When you’re developing evals, you want to iterate quickly. Running your entire test suite every time you make a change can be slow and frustrating.

Evalite gives you several tools to speed up your development workflow: watch mode for automatic re-runs, file filtering to run specific evals, and selective execution to focus on particular test cases.

Watch Mode

Watch mode automatically re-runs your evals whenever you make changes to your files.

Terminal window
evalite watch

This command watches all .eval.ts files in your project and re-runs them whenever they change.

Serve Mode

If you have slow-running evals, you might not want them to re-run every time you make a change. Serve mode runs your evals once and then keeps the UI available for inspection.

Terminal window
evalite serve

This runs your evals once and then serves the UI at http://localhost:3006. Your tests won’t re-run when files change.

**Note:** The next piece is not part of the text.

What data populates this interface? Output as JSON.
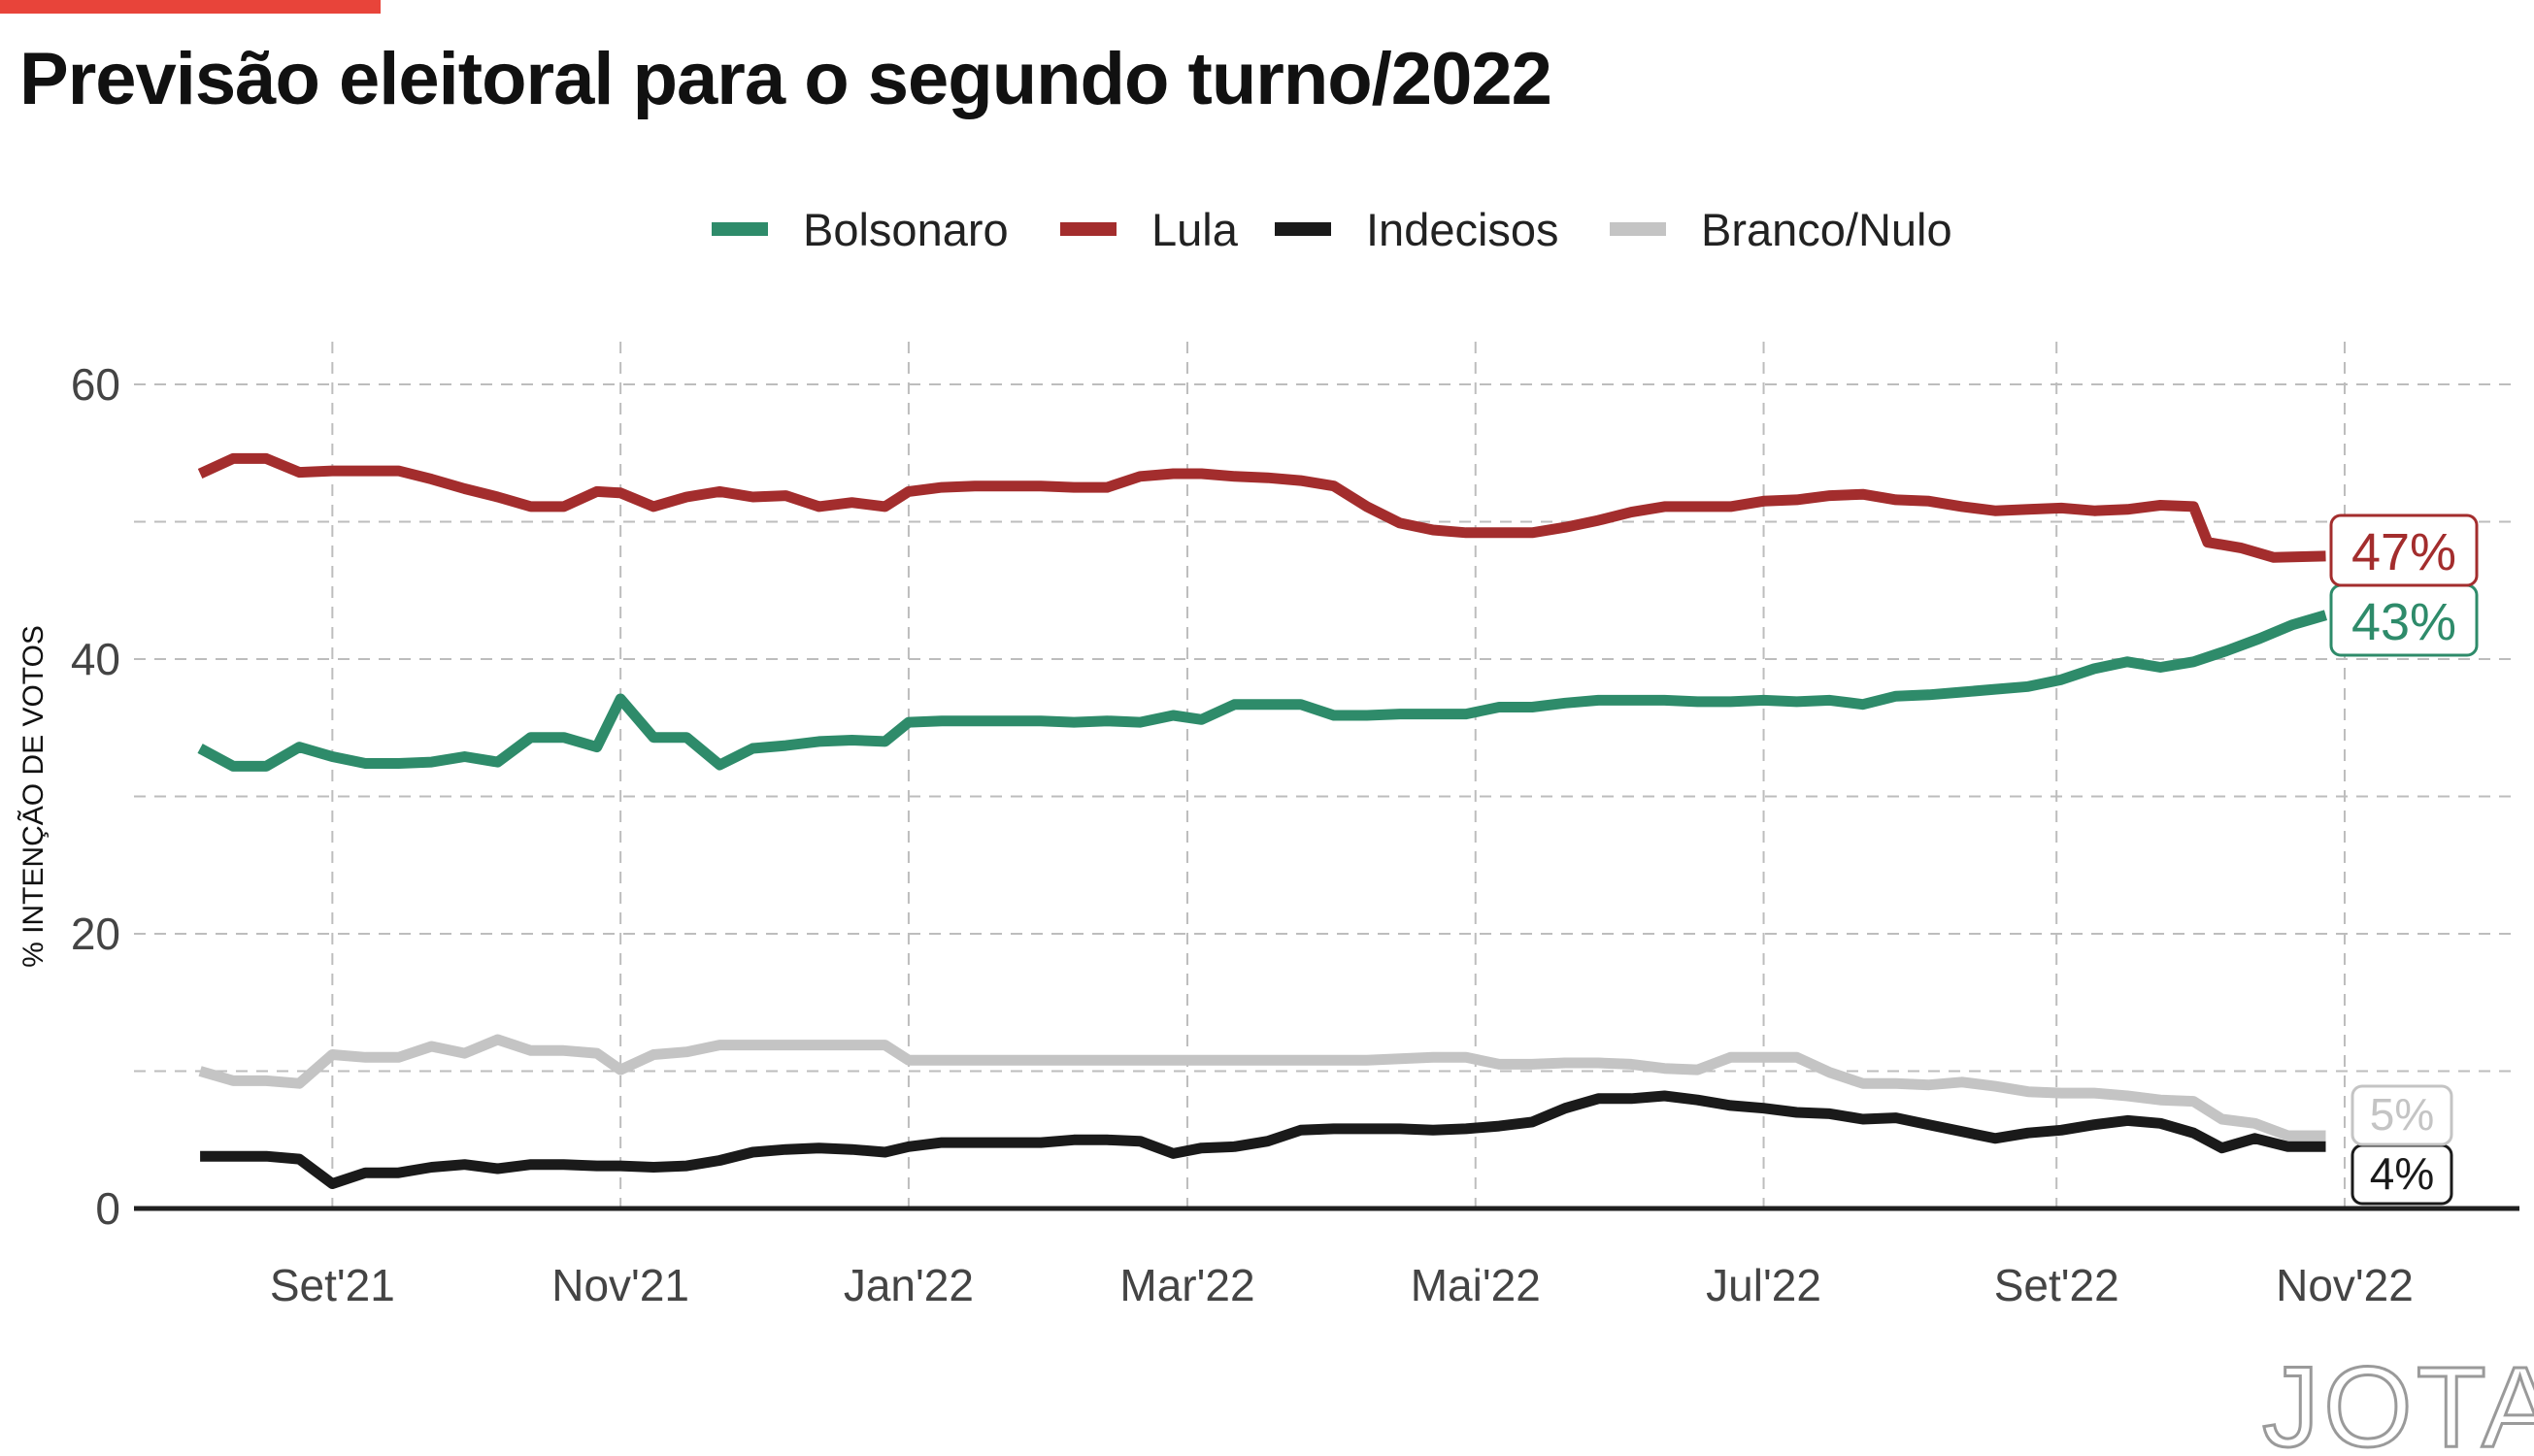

You can then re-run your evals by pressing the “Rerun” button in the UI.

Run Specific Files

Sometimes you don’t want to run your entire eval suite. You can run specific eval files by passing them as arguments:

Terminal window
evalite my-eval.eval.ts

You can also run multiple files at once:

Terminal window
evalite eval1.eval.ts eval2.eval.ts

This works with both watch and serve modes:

Terminal window
evalite watch my-eval.eval.ts
evalite serve my-eval.eval.ts

Skip Entire Evals

If you want to temporarily disable an eval without deleting it, you can use evalite.skip():

evalite.skip("My Eval", {
data: () => [],
task: () => {},
});

Focus on Specific Test Cases

Sometimes you want to focus on a single test case within an eval. You can use the only flag to do this:

evalite("My Eval", {
data: () => [
{ input: "test1", expected: "output1" },
{ input: "test2", expected: "output2", only: true },
{ input: "test3", expected: "output3" },
],
task: async (input) => {
// Only runs for "test2"
},
});

When any data entry has only: true, only those entries will run.